Looking beyond insulin

Work in rodents suggests new hormone targets for treating type 1 diabetes

A little extra leptin can bring terminally ill rodents with type 1 diabetes back from the brink of death.

Leptin, a hormone made by fat cells, helps control eating behavior. A new gene therapy study suggests that it can also treat diabetes, the first demonstration that the disease can be treated without replacing insulin.

Roger Unger and colleagues at the University of Texas Southwestern Medical Center at Dallas used adenovirus to insert extra copies of the leptin gene in diabetic mice and rats.
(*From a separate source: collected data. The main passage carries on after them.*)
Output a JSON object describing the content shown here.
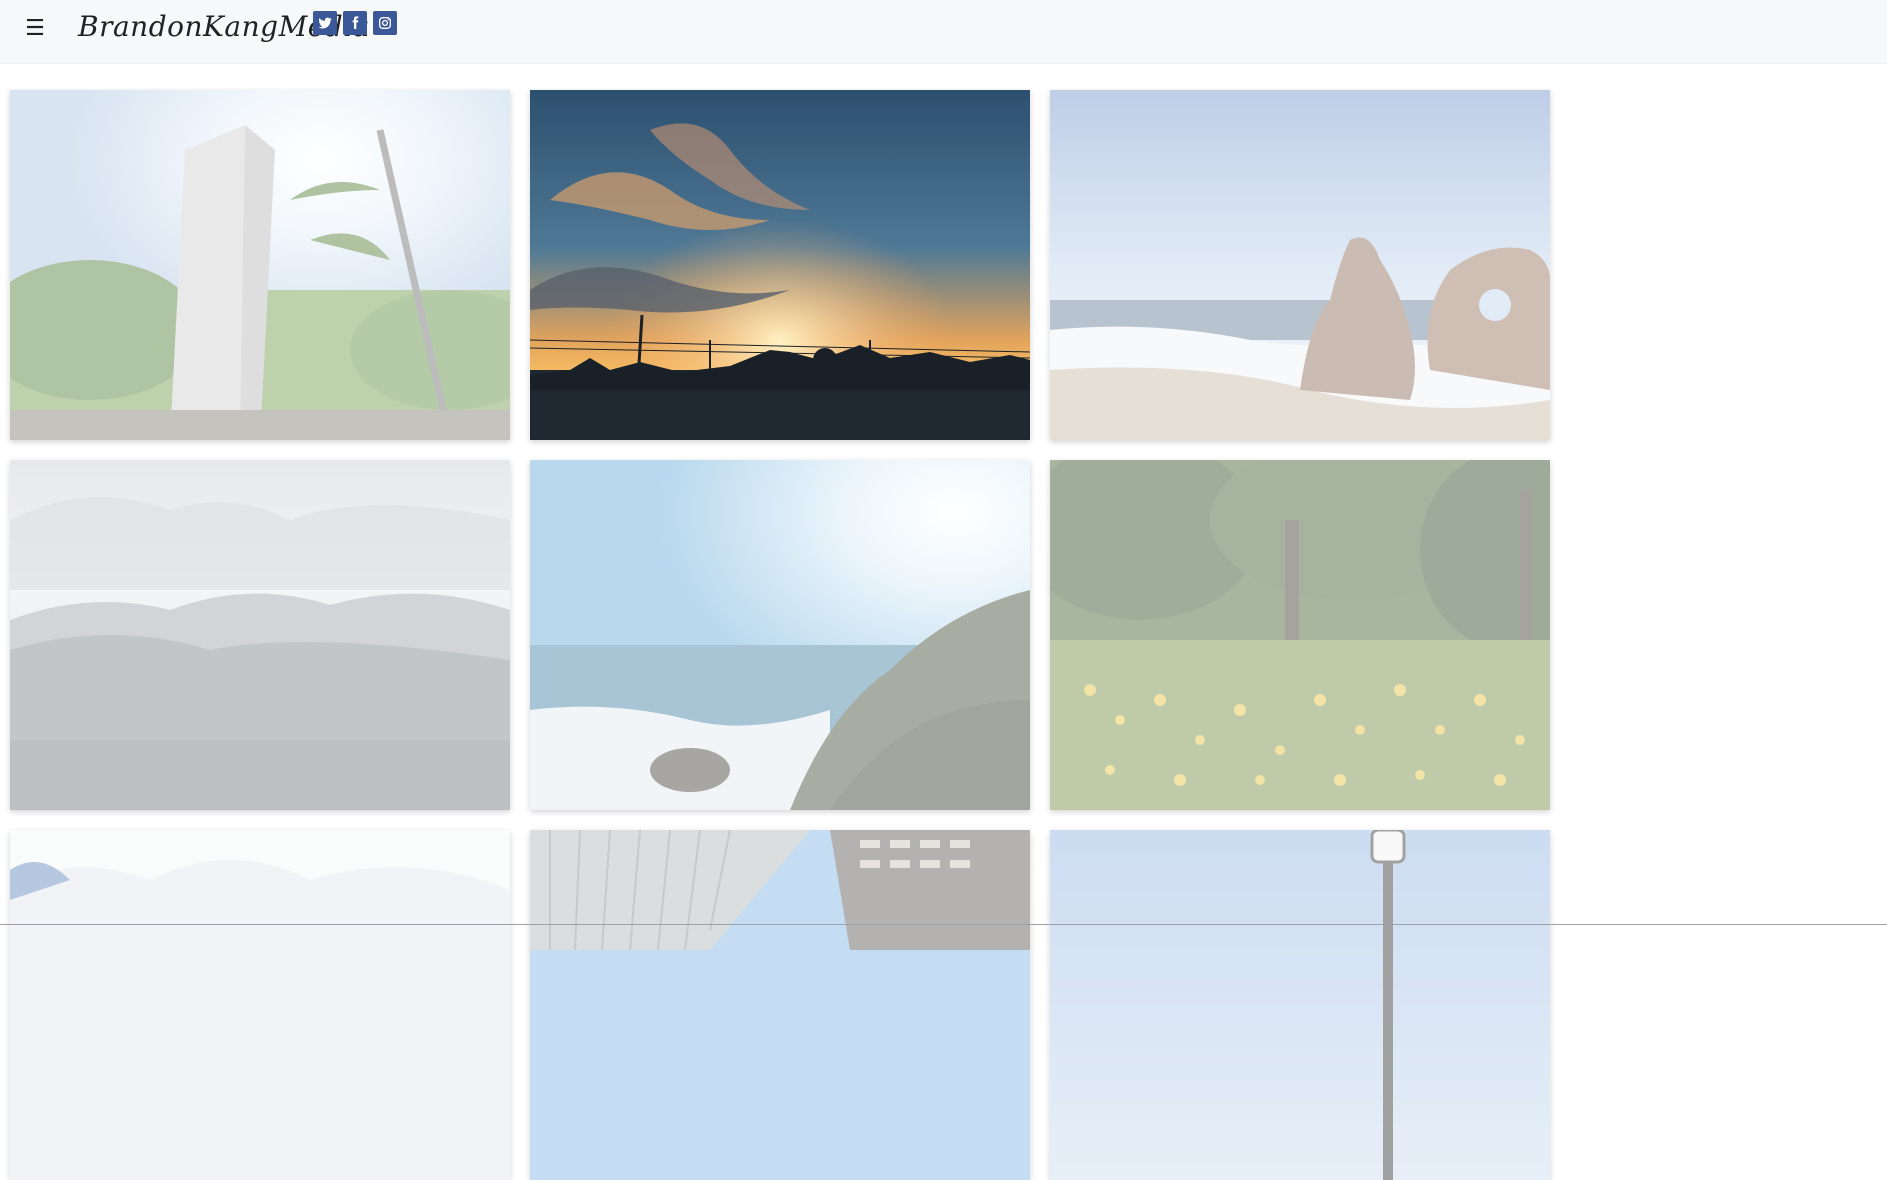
{
  "header": {
    "menu_icon": "hamburger-icon",
    "menu_glyph": "☰",
    "brand_text": "BrandonKangMedia",
    "social": [
      {
        "name": "twitter",
        "icon": "twitter-icon",
        "color": "#3b5998"
      },
      {
        "name": "facebook",
        "icon": "facebook-icon",
        "color": "#3b5998"
      },
      {
        "name": "instagram",
        "icon": "instagram-icon",
        "color": "#3b5998"
      }
    ]
  },
  "gallery": {
    "photos": [
      {
        "subject": "tower with palm trees and bright sun",
        "faded": true
      },
      {
        "subject": "sunset city skyline silhouette",
        "faded": false
      },
      {
        "subject": "beach with sea rocks",
        "faded": true
      },
      {
        "subject": "misty mountain range",
        "faded": true
      },
      {
        "subject": "ocean coastline cliffs",
        "faded": true
      },
      {
        "subject": "forest meadow with yellow flowers",
        "faded": true
      },
      {
        "subject": "cloudy sky",
        "faded": true
      },
      {
        "subject": "skyscrapers looking up",
        "faded": true
      },
      {
        "subject": "street lamp against sky",
        "faded": true
      }
    ]
  },
  "colors": {
    "header_bg": "#f7f8fa",
    "social_bg": "#3b5998"
  }
}
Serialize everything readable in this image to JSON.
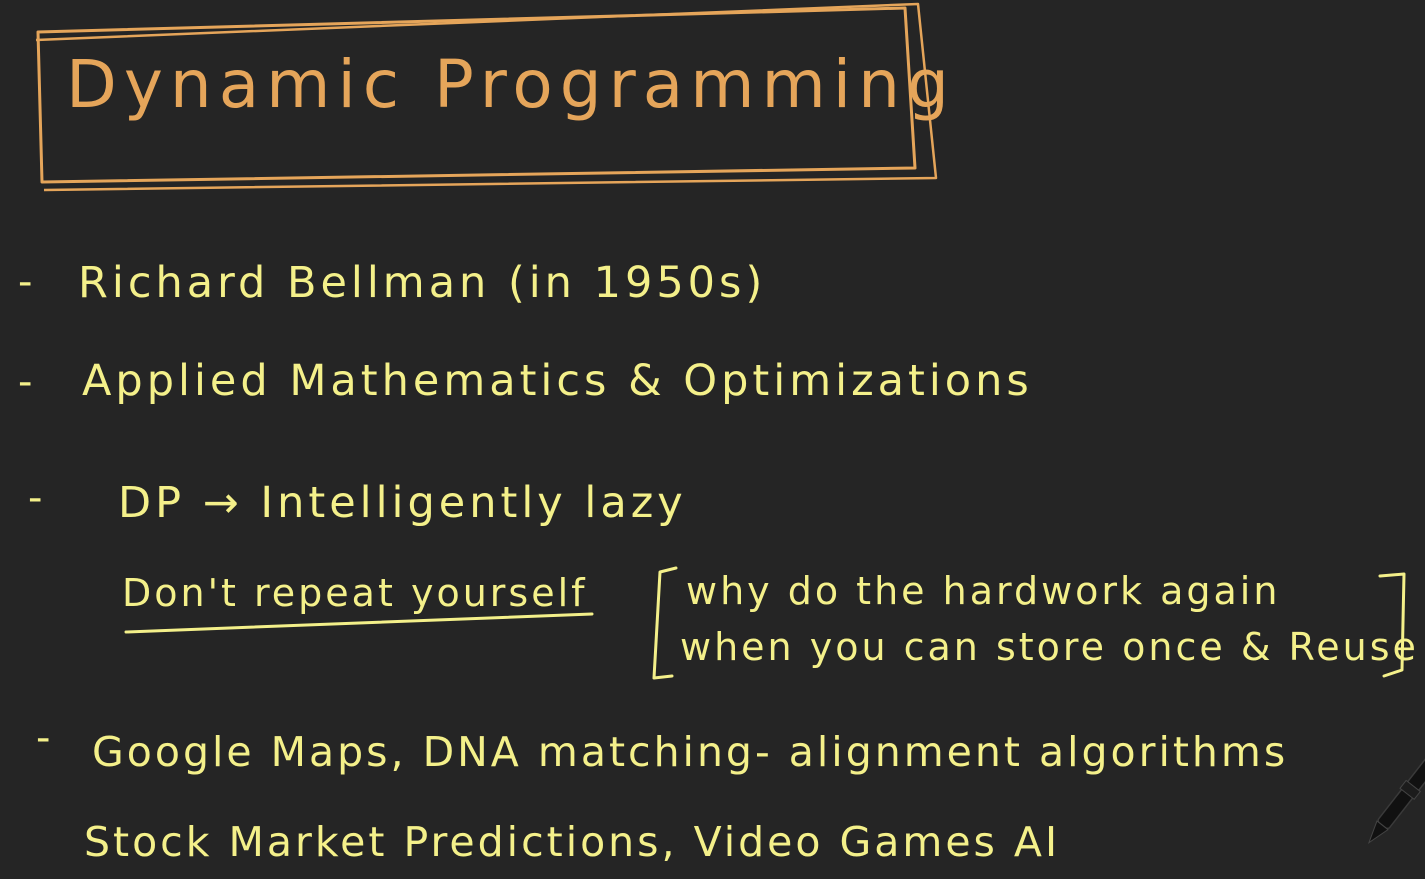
{
  "colors": {
    "background": "#252525",
    "title_ink": "#e5a55a",
    "body_ink": "#f4f08a",
    "pen_cursor": "#111111"
  },
  "title": "Dynamic Programming",
  "bullets": [
    {
      "dash": "-",
      "text": "Richard Bellman (in 1950s)"
    },
    {
      "dash": "-",
      "text": "Applied Mathematics & Optimizations"
    },
    {
      "dash": "-",
      "text": "DP → Intelligently lazy"
    },
    {
      "dash": "-",
      "text": "Google Maps, DNA matching- alignment algorithms"
    }
  ],
  "dry_note": {
    "label": "Don't repeat yourself",
    "bracket_line_1": "why do the hardwork again",
    "bracket_line_2": "when you can store once & Reuse"
  },
  "continuation": "Stock Market Predictions, Video Games AI",
  "icons": {
    "cursor": "pen-cursor-icon"
  }
}
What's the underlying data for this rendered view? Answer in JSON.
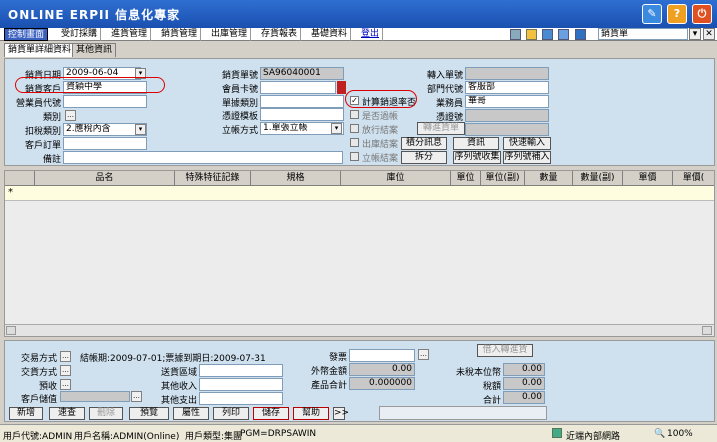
{
  "app": {
    "title": "ONLINE ERPII 信息化專家",
    "window_select": "銷貨單",
    "colors": {
      "titlebar": "#2f6fd2",
      "panel": "#cfe0ee",
      "active_menu": "#3a60c0"
    }
  },
  "menu": {
    "items": [
      "控制畫面",
      "受訂採購",
      "進貨管理",
      "銷貨管理",
      "出庫管理",
      "存貨報表",
      "基礎資料",
      "登出"
    ]
  },
  "tabs": [
    "銷貨單詳細資料",
    "其他資訊"
  ],
  "header": {
    "sale_date_label": "銷貨日期",
    "sale_date": "2009-06-04",
    "customer_label": "銷貨客戶",
    "customer": "資穎中學",
    "sales_rep_code_label": "營業員代號",
    "category_label": "類別",
    "tax_type_label": "扣稅類別",
    "tax_type": "2.應稅內含",
    "customer_order_label": "客戶訂單",
    "remark_label": "備註",
    "sale_no_label": "銷貨單號",
    "sale_no": "SA96040001",
    "member_card_label": "會員卡號",
    "doc_type_label": "單據類別",
    "invoice_format_label": "憑證模板",
    "account_method_label": "立帳方式",
    "account_method": "1.單張立帳",
    "calc_return_label": "計算銷退率否",
    "posted_label": "是否過帳",
    "release_close_label": "放行結案",
    "release_close2_label": "出庫結案",
    "ar_close_label": "立帳結案",
    "transfer_button": "轉進貨單",
    "transfer_in_label": "轉入單號",
    "dept_code_label": "部門代號",
    "dept_code": "客服部",
    "salesperson_label": "業務員",
    "salesperson": "華哥",
    "voucher_no_label": "憑證號",
    "btn_detail": "積分訊息",
    "btn_info": "資訊",
    "btn_quick_input": "快速輸入",
    "btn_split": "拆分",
    "btn_serial_collect": "序列號收集",
    "btn_serial_input": "序列號補入"
  },
  "grid": {
    "columns": [
      "品名",
      "特殊特征記錄",
      "規格",
      "庫位",
      "單位",
      "單位(副)",
      "數量",
      "數量(副)",
      "單價",
      "單價("
    ],
    "row_marker": "*"
  },
  "footer": {
    "trade_method_label": "交易方式",
    "trade_method2_label": "交貨方式",
    "receipt_label": "預收",
    "customer_stored_label": "客戶儲值",
    "info_text": "結帳期:2009-07-01;票據到期日:2009-07-31",
    "delivery_area_label": "送貨區域",
    "other_income_label": "其他收入",
    "other_expense_label": "其他支出",
    "invoice_label": "發票",
    "foreign_amount_label": "外幣金額",
    "foreign_amount": "0.00",
    "product_total_label": "產品合計",
    "product_total": "0.000000",
    "transfer_invoice_button": "借入轉進貨",
    "untaxed_label": "未稅本位幣",
    "untaxed": "0.00",
    "tax_label": "稅額",
    "tax": "0.00",
    "total_label": "合計",
    "total": "0.00"
  },
  "toolbar": {
    "new": "新增",
    "quick_check": "速查",
    "delete": "刪除",
    "preview": "預覽",
    "properties": "屬性",
    "print": "列印",
    "save": "儲存",
    "help": "幫助",
    "more": ">>"
  },
  "status": {
    "user_code": "用戶代號:ADMIN",
    "user_name": "用戶名稱:ADMIN(Online)",
    "user_type": "用戶類型:集團",
    "pgm": "PGM=DRPSAWIN",
    "network": "近端內部網路",
    "zoom": "100%"
  }
}
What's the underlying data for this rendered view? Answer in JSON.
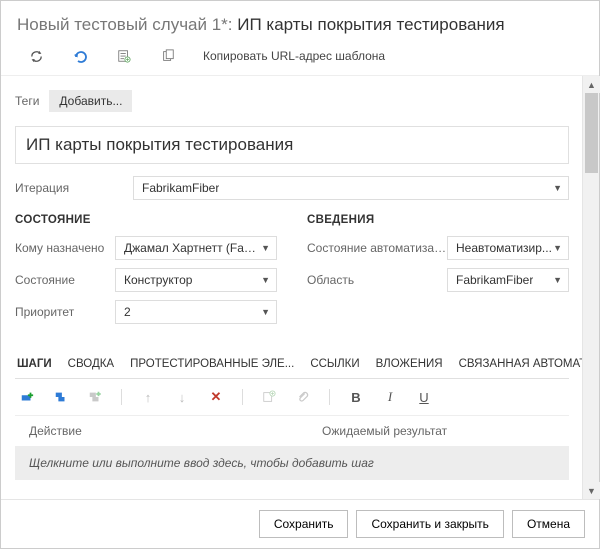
{
  "header": {
    "prefix": "Новый тестовый случай 1*: ",
    "title": "ИП карты покрытия тестирования"
  },
  "toolbar": {
    "copy_link": "Копировать URL-адрес шаблона"
  },
  "tags": {
    "label": "Теги",
    "add": "Добавить..."
  },
  "title_field": {
    "value": "ИП карты покрытия тестирования"
  },
  "iteration": {
    "label": "Итерация",
    "value": "FabrikamFiber"
  },
  "section_state": {
    "heading": "СОСТОЯНИЕ",
    "assigned": {
      "label": "Кому назначено",
      "value": "Джамал Хартнетт (Fabrikam)"
    },
    "state": {
      "label": "Состояние",
      "value": "Конструктор"
    },
    "priority": {
      "label": "Приоритет",
      "value": "2"
    }
  },
  "section_details": {
    "heading": "СВЕДЕНИЯ",
    "automation": {
      "label": "Состояние автоматизации",
      "value": "Неавтоматизир..."
    },
    "area": {
      "label": "Область",
      "value": "FabrikamFiber"
    }
  },
  "tabs": {
    "steps": "ШАГИ",
    "summary": "СВОДКА",
    "tested": "ПРОТЕСТИРОВАННЫЕ ЭЛЕ...",
    "links": "ССЫЛКИ",
    "attachments": "ВЛОЖЕНИЯ",
    "automation": "СВЯЗАННАЯ АВТОМАТИЗАЦИЯ"
  },
  "steps": {
    "col_action": "Действие",
    "col_expected": "Ожидаемый результат",
    "hint": "Щелкните или выполните ввод здесь, чтобы добавить шаг"
  },
  "footer": {
    "save": "Сохранить",
    "save_close": "Сохранить и закрыть",
    "cancel": "Отмена"
  }
}
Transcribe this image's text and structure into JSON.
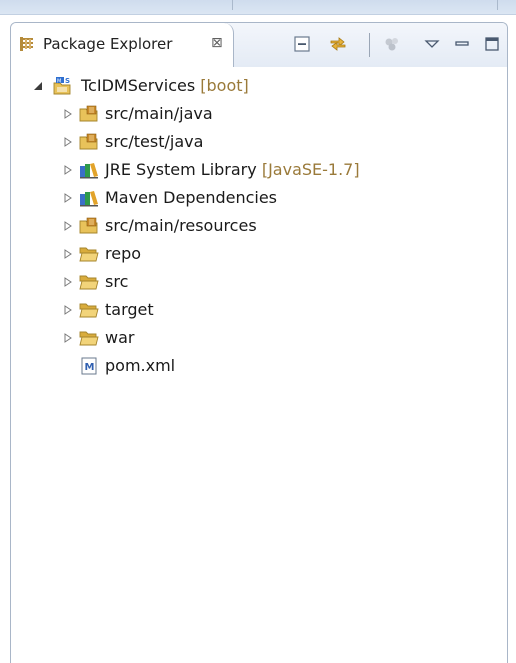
{
  "window": {
    "tab_title": "Package Explorer",
    "tab_close_glyph": "⊠"
  },
  "toolbar": {
    "items": [
      "collapse-all-icon",
      "link-with-editor-icon",
      "focus-on-active-task-icon",
      "view-menu-icon",
      "minimize-icon",
      "maximize-icon"
    ]
  },
  "tree": {
    "project": {
      "label": "TcIDMServices",
      "decoration": "[boot]",
      "expanded": true
    },
    "children": [
      {
        "label": "src/main/java",
        "decoration": "",
        "icon": "source-folder-icon",
        "expandable": true
      },
      {
        "label": "src/test/java",
        "decoration": "",
        "icon": "source-folder-icon",
        "expandable": true
      },
      {
        "label": "JRE System Library",
        "decoration": "[JavaSE-1.7]",
        "icon": "library-icon",
        "expandable": true
      },
      {
        "label": "Maven Dependencies",
        "decoration": "",
        "icon": "library-icon",
        "expandable": true
      },
      {
        "label": "src/main/resources",
        "decoration": "",
        "icon": "source-folder-icon",
        "expandable": true
      },
      {
        "label": "repo",
        "decoration": "",
        "icon": "folder-icon",
        "expandable": true
      },
      {
        "label": "src",
        "decoration": "",
        "icon": "folder-icon",
        "expandable": true
      },
      {
        "label": "target",
        "decoration": "",
        "icon": "folder-icon",
        "expandable": true
      },
      {
        "label": "war",
        "decoration": "",
        "icon": "folder-icon",
        "expandable": true
      },
      {
        "label": "pom.xml",
        "decoration": "",
        "icon": "maven-file-icon",
        "expandable": false
      }
    ]
  },
  "colors": {
    "decoration": "#9a7a3a",
    "folder": "#e8c25a",
    "frame_border": "#a9b6c8"
  }
}
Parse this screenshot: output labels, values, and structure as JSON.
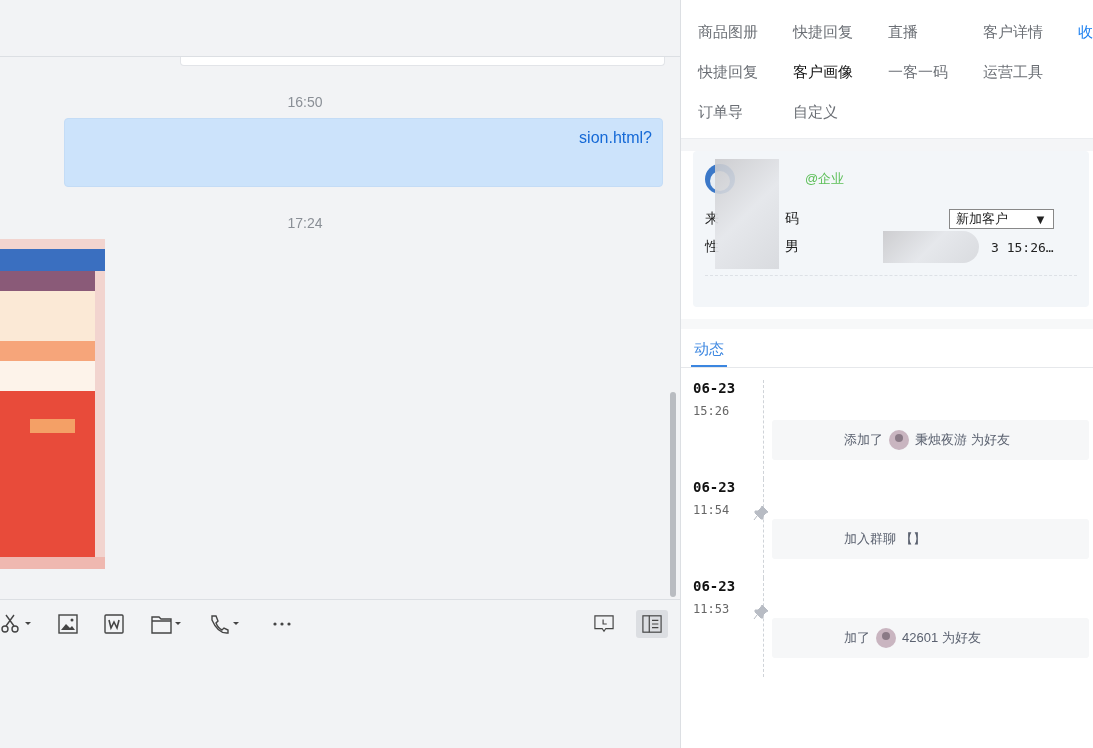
{
  "chat": {
    "messages": [
      {
        "kind": "time",
        "text": "16:50"
      },
      {
        "kind": "link",
        "text": "sion.html?"
      },
      {
        "kind": "time",
        "text": "17:24"
      },
      {
        "kind": "picture"
      }
    ]
  },
  "toolbar": {
    "selected_panel": true
  },
  "tools": {
    "rows": [
      [
        {
          "label": "商品图册",
          "selected": false,
          "kind": "tab"
        },
        {
          "label": "快捷回复",
          "selected": false,
          "kind": "tab"
        },
        {
          "label": "直播",
          "selected": false,
          "kind": "tab"
        },
        {
          "label": "客户详情",
          "selected": false,
          "kind": "tab"
        },
        {
          "label": "收",
          "kind": "link"
        }
      ],
      [
        {
          "label": "快捷回复",
          "selected": false,
          "kind": "tab"
        },
        {
          "label": "客户画像",
          "selected": true,
          "kind": "tab"
        },
        {
          "label": "一客一码",
          "selected": false,
          "kind": "tab"
        },
        {
          "label": "运营工具",
          "selected": false,
          "kind": "tab"
        }
      ],
      [
        {
          "label": "订单导",
          "selected": false,
          "kind": "tab"
        },
        {
          "label": "自定义",
          "selected": false,
          "kind": "tab"
        }
      ]
    ]
  },
  "profile": {
    "tag": "@企业",
    "source_label": "来",
    "source_value": "码",
    "gender_label": "性",
    "gender_value": "男",
    "stage_value": "新加客户",
    "stage_caret": "▼",
    "time": "3 15:26…"
  },
  "activity": {
    "tabs": [
      {
        "label": "动态",
        "selected": true
      }
    ],
    "entries": [
      {
        "date": "06-23",
        "time": "15:26",
        "pinned": false,
        "action": "添加了",
        "avatar": true,
        "rest": "秉烛夜游 为好友"
      },
      {
        "date": "06-23",
        "time": "11:54",
        "pinned": true,
        "action": "加入群聊 【】",
        "avatar": false
      },
      {
        "date": "06-23",
        "time": "11:53",
        "pinned": true,
        "action": "加了",
        "avatar": true,
        "rest": "42601 为好友"
      }
    ]
  }
}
The rodents recovered from the most severe side effects of diabetes, even though the mice do not make insulin and weren’t given insulin, the researchers report in an early online publication August 25 in the Proceedings of the National Academy of Sciences.

“This is something that is extremely original, totally new and a little unexpected,” says Pierre Lefèbvre of the University of Liège, Belgium, and president of the Seattle-based Global Diabetes Alliance.

Type 1 diabetes, also known as juvenile diabetes, is an autoimmune disease in which the immune system attacks and kills insulin-producing cells in the pancreas. About 10 percent of people with diabetes have this form of the disease.

“We as physicians have been trained since 1922 that the only treatment for diabetes is insulin,” says Unger. So when diabetic animals making extra leptin recovered, the researchers had trouble believing it themselves, he says. “This was like science fiction. We couldn’t tell anybody because we thought they would laugh.”

But the terminally ill diabetic rodents making extra leptin recovered with no trace of insulin in their bodies. And leptin produced more sustained health improvements than insulin injections did. These included normalizing blood sugar for up to 80 days without insulin, stopping the overproduction of glucose by the liver, improving sugar use in the muscles, and allowing the animals to gain weight. The gene therapy also corrected ketosis — a process characteristic of diabetes in which the body burns fat, producing sweet-smelling chemicals called ketones.

“The idea that only insulin can rescue terminal insulin deficiency is incorrect,” Unger says. “There are other ways.”

Excess leptin seems to block the action of glucagon, a hormone that works as a counterpoint to insulin, which helps cells use glucose for energy. Glucagon signals the liver to produce glucose from fats and other non-carbohydrate sources. In diabetics, high glucagon levels just raise blood sugar levels even higher and lead to other side effects.

Unger says he cannot predict whether injections of leptin will work as well as making extra leptin in the liver does. That is the next set of experiments he has planned.

People given injections of leptin for other reasons do show some improvement in blood sugar levels, says Paul Burn, the senior vice president for research and development of the Juvenile Diabetes Research Foundation. The new study is evidence that altering glucagon activity could have beneficial effects for diabetics, he says.

“While this is excellent exploratory research supporting these ideas, I think it’s a long way from the clinic,” Burn says.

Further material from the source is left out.